She cast this as a betrayal of Labor’s base, saying: “The [major] parties encourage you to vote [on] brand, and you get dudded when you do.”
The government recently trumpeted significantly increases to welfare payments, which were high because the payments are indexed to inflation – currently 6.1 percent and rising. Treasurer Jim Chalmers said early this month: “We’re under no illusions about how tough people are doing it.”
Lambie cheered the teal wave that swept through urban Liberal heartland in May, calling it “the breakthrough the country’s been waiting for”, but said she feared the rise of minor parties and independents would be seen as a “temporary phenomenon, never to be repeated ”.

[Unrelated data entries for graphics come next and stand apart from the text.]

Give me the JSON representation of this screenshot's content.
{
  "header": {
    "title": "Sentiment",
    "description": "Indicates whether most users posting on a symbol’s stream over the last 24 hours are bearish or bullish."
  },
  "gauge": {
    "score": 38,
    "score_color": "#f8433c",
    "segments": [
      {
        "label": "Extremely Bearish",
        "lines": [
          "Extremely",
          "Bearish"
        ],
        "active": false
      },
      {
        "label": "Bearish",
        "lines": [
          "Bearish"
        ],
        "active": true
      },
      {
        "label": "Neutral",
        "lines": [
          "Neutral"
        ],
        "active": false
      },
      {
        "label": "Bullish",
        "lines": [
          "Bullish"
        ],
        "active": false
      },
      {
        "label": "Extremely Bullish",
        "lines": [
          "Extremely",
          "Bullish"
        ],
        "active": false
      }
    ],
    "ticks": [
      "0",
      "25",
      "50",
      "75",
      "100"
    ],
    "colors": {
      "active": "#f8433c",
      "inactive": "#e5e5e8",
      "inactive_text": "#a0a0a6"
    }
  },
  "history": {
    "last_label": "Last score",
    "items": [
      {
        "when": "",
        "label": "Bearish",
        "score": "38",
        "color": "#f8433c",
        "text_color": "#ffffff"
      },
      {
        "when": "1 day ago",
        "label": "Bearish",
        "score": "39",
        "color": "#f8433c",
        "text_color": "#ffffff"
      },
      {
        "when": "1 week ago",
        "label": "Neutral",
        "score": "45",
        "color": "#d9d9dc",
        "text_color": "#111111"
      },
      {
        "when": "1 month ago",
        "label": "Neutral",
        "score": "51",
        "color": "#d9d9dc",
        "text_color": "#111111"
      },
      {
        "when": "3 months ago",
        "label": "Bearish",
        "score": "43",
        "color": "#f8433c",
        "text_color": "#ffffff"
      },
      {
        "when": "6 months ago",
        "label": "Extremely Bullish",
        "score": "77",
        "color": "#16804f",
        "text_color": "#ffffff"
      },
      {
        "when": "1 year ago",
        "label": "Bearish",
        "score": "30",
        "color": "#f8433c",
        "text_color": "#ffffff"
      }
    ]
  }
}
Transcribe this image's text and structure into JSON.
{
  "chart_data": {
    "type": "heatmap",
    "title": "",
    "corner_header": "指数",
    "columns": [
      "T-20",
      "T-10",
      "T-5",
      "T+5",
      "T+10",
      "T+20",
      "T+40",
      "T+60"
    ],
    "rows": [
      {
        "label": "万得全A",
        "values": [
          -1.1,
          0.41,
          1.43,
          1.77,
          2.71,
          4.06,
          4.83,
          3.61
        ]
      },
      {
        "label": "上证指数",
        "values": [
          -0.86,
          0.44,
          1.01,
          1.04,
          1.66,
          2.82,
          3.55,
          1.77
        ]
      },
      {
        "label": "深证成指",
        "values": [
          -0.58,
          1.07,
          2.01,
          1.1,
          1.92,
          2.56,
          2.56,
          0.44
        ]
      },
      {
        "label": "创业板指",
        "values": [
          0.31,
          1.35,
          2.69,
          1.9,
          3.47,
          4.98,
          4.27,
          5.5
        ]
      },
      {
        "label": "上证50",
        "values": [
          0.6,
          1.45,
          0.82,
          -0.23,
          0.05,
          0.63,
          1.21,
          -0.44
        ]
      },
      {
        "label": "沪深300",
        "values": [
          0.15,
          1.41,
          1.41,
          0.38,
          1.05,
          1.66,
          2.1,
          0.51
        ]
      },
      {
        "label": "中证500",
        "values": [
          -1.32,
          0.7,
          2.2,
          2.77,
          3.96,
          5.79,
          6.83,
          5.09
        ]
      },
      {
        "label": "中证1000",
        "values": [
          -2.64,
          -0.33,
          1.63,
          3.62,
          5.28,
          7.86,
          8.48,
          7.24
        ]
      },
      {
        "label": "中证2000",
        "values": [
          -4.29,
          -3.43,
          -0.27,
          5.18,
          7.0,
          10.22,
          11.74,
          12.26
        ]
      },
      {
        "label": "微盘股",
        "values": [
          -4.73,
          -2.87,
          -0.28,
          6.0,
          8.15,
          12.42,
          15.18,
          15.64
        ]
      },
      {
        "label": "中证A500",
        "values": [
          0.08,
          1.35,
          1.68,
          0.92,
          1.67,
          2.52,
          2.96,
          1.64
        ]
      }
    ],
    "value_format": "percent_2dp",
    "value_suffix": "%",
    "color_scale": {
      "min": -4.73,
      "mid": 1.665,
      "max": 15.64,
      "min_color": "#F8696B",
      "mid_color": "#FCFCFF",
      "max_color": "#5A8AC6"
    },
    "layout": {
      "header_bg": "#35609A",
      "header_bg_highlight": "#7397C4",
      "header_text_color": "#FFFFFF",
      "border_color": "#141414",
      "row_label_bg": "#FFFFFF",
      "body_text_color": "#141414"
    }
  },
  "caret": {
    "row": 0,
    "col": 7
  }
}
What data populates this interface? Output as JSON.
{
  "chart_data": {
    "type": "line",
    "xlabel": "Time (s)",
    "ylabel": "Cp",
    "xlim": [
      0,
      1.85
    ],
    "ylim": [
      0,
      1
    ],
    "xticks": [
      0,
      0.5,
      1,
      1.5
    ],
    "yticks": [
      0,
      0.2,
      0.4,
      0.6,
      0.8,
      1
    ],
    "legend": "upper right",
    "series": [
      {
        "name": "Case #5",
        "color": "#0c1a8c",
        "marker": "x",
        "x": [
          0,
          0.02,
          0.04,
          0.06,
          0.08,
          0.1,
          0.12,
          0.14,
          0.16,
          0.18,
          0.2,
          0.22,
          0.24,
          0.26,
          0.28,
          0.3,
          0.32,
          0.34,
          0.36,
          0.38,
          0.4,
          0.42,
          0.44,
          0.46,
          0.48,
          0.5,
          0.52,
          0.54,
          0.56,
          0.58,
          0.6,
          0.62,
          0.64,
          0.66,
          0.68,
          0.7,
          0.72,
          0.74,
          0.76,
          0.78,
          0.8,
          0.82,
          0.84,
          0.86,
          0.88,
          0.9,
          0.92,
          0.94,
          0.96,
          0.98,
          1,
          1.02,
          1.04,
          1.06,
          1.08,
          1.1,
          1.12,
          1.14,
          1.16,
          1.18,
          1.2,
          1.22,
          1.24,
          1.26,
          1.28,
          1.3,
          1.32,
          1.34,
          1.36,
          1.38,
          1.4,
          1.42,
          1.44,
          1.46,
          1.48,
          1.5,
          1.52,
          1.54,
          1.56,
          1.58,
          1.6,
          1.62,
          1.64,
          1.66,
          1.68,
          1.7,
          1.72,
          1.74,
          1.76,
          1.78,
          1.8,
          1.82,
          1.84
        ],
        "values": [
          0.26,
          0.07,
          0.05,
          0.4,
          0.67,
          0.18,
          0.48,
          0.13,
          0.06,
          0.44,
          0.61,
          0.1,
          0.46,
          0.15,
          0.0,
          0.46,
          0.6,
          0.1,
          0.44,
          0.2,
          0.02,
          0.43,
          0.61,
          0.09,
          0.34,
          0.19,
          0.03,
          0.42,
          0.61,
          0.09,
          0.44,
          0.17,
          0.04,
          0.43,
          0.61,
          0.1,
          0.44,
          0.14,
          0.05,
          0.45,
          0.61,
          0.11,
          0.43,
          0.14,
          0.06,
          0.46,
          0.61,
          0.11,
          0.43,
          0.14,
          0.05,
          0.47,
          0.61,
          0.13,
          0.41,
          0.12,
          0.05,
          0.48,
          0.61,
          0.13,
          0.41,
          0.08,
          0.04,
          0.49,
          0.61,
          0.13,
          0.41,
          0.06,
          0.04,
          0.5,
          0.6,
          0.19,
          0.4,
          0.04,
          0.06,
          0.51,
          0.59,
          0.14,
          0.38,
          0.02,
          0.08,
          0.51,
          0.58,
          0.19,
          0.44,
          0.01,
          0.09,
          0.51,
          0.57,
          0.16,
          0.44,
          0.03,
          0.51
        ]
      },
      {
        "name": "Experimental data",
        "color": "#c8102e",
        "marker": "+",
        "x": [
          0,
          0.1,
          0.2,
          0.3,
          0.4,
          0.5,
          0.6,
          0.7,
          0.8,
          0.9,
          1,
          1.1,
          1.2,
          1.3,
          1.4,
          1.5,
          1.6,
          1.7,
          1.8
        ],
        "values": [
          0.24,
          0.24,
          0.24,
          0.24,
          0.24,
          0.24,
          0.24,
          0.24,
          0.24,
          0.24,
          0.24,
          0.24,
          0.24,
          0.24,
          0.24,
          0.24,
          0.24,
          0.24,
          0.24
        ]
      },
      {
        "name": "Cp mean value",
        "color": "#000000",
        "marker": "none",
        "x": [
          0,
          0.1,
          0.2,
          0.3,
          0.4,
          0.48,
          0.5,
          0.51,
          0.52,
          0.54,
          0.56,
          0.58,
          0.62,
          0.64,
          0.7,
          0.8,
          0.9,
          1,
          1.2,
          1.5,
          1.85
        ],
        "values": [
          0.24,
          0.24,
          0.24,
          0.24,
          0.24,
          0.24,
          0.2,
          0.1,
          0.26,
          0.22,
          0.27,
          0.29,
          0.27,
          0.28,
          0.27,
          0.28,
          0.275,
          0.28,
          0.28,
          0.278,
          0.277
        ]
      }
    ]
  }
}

She called on “lazy” voters to shun the major parties and, echoing rhetoric espoused by her former leader Clive Palmer (she was first elected as a Palmer United Party senator), urged her audience to vote against sitting MPs in safe seats in order to “kill safe seats” and make every seat marginal.
“Voters are lazy because they’re told it’s OK not to pay attention to the person you’re voting for as long as you know where the party stands,” Lambie said.
A paragraph of her scripted notes which she did not read aloud said: “The reason parties prosper is because voters are lazy, and the reason voters are lazy is because parties are bad.”
The festival’s curator, Simon Longstaff, said Lambie was the first politician the festival had ever invited, and was chosen because she speaks with authenticity and “what you see is really what you get”.